He lied about money
For years now, he has lied about money and our finances. I have been married to him for nearly 25 years and have known for a long time that it wouldn’t last because he constantly lied about everything, especially the money. He hid bills, pretended he paid bills when he didn't, ran up huge credit card debt without my knowledge, and took no responsibility for his actions.
In the beginning, he would be remorseful for the financial train wreck he caused, but for the last few years he just becomes indignant. I stayed home with our 3 kids for years and now I am working full time, but my earning potential is pathetic even though I have a college degree. I’ve finally had enough and will be filing for divorce. I am totally overwhelmed with emotions, problems with my oldest daughter who is 20 and sides with her dad, and freaking out about how to fill out all the paperwork needed to file. He is taking constant loans out of the joint checking with no explanation as to where the money is going and has opened another account in his own name.

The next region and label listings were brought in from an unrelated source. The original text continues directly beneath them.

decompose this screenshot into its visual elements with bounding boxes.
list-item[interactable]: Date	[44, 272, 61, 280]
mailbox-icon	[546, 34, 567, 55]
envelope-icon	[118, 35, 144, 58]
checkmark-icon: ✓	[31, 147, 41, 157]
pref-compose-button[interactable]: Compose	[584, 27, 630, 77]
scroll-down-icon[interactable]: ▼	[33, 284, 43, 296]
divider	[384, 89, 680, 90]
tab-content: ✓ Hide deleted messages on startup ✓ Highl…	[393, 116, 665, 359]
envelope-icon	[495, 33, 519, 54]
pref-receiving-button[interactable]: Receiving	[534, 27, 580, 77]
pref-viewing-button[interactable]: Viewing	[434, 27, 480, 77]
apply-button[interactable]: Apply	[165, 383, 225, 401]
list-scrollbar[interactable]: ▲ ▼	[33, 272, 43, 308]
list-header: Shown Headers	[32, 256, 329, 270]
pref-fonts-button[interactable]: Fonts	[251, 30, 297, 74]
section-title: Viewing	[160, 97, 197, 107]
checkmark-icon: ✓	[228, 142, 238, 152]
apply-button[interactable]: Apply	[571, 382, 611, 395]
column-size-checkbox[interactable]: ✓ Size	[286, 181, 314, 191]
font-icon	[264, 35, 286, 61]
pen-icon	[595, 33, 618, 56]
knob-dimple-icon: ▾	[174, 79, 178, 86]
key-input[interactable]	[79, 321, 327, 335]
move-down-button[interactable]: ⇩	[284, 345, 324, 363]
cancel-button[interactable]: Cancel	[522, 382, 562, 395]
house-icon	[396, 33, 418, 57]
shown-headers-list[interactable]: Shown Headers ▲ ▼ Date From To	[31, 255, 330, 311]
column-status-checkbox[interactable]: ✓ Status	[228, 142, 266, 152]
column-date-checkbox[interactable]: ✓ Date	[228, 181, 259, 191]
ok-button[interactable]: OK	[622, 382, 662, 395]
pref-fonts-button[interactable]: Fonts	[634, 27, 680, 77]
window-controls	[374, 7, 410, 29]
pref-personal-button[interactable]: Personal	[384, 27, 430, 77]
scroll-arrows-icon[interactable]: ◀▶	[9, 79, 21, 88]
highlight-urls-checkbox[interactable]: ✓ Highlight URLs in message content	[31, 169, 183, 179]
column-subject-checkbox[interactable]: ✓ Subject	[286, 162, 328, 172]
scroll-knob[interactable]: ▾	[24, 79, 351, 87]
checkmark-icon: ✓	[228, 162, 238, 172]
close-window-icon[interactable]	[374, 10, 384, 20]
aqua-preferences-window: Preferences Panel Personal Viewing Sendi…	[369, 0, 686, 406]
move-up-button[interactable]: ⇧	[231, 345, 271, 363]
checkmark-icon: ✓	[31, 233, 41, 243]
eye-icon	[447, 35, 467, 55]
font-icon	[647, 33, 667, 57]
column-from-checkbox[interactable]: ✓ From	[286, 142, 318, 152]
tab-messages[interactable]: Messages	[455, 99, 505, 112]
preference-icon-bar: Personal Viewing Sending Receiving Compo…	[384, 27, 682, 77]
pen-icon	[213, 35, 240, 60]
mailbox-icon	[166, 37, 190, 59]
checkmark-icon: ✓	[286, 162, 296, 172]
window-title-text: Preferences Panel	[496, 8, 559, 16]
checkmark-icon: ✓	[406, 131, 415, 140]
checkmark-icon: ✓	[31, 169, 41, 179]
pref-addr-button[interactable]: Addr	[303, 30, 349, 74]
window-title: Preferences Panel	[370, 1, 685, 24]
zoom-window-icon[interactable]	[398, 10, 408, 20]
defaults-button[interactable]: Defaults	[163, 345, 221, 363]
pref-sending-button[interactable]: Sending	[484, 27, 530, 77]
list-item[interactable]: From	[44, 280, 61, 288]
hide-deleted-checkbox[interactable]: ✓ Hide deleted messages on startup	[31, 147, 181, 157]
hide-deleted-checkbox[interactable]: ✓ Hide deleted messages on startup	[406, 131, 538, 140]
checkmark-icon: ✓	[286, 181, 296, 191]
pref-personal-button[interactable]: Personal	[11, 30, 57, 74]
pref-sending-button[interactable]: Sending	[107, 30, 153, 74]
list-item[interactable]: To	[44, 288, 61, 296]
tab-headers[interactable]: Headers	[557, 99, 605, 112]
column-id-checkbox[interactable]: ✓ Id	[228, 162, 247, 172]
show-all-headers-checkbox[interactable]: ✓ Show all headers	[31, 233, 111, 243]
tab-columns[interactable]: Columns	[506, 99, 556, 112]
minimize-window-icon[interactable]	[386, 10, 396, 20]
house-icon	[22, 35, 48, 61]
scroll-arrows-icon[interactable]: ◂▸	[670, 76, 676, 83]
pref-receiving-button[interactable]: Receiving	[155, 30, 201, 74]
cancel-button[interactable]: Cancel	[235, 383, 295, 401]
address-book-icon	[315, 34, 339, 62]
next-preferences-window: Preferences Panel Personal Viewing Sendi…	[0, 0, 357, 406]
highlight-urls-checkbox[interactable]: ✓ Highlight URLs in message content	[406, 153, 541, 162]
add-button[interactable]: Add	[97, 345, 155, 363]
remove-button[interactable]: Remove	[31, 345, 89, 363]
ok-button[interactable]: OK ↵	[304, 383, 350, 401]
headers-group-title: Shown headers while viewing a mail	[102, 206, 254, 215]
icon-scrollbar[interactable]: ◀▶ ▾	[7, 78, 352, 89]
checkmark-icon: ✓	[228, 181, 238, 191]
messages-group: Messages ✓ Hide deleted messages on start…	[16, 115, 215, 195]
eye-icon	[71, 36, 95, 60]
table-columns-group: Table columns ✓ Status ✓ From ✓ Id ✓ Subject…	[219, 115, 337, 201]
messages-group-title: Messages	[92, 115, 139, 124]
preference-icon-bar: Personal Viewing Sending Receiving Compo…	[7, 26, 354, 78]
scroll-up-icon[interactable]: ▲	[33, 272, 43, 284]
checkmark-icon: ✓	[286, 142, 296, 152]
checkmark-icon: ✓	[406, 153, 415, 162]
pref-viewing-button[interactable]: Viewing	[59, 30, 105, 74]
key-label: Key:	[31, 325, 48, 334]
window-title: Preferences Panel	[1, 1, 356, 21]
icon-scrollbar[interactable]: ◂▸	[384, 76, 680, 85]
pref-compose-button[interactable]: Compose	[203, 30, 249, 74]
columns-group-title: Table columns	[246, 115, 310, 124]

I have had my own checking for about 6 months and he was angry I was depositing my check directly into that account because he couldn’t access it. I did this to protect what little money I was making, but am still helping to pay bills.
I am beginning to think he has either a gambling addiction or a sexual addiction and is using the money for some sinister activity. I have become totally distrustful of him over the years and regret I stayed, but came from an abusive family and I guess I felt I didn't deserve better. I have lost everything, my husband, my daughter, and now my sister-in-law who was my best friend and is being fed his lies about what a psycho I am.
I am trudging through mud and trying to deal with all this turmoil and grieving all these losses. It’s hard to keep going on.